There are few things as fascinating as witnessing an orchestra at work. Here are some photographs taken at a rehearsal in the School of the Arts of Stravinsky's The Rite of Spring with the Orchestra of the Music Makers (OMM) conducted by Chan Tze Law on Sunday evening (27 May 2012).

THE STRINGS: The violas in action.

The scrolls of the double basses resemble a fern before it turns into a frond.
Even cello cases have very different  personalities.

THE WOODWINDS: Bass clarinets add an unusually deep timbre to the music.
Two members of the flute family: the diminutive piccolo and the alto flute.

The contra-bassoon provides a deep throaty sound to the proceedings.

THE BRASS: A trumpeter's paraphernalia. This trumpeter is playing with a mute in place.
On the left is a Wagner tuba, to be performed by the 7th and 8th horn players. There can be no more awesome sound than the French horn section playing together.
Tubas give a sonority of great heft, and a hand helps mute a French horn.

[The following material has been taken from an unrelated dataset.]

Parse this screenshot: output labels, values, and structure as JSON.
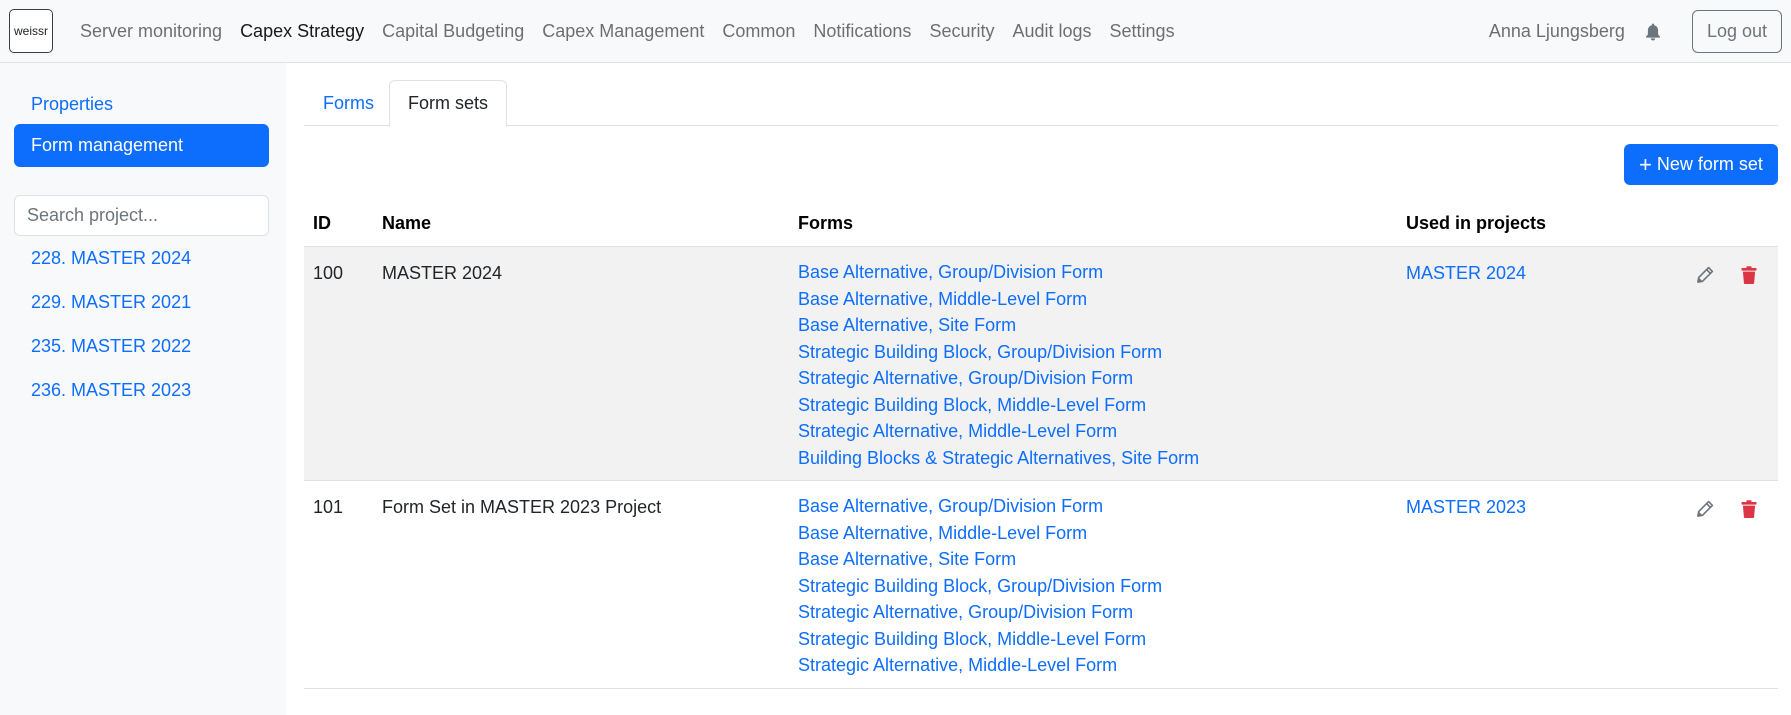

Trumpets and horns in unison.

THE PERCUSSION: Tubular bells and metallaphones.

A timpanist's bag of assorted mallets.
The percussion always looks like the most exotic section.

TUTTI: The conductor is the interpreter-in-chief. All the musicians follow his lead and perform as one.

A view from the back of the violas.

One is guaranteed a loud reception when seated near the brass. For The Rite of Spring, the volume is close to deafening.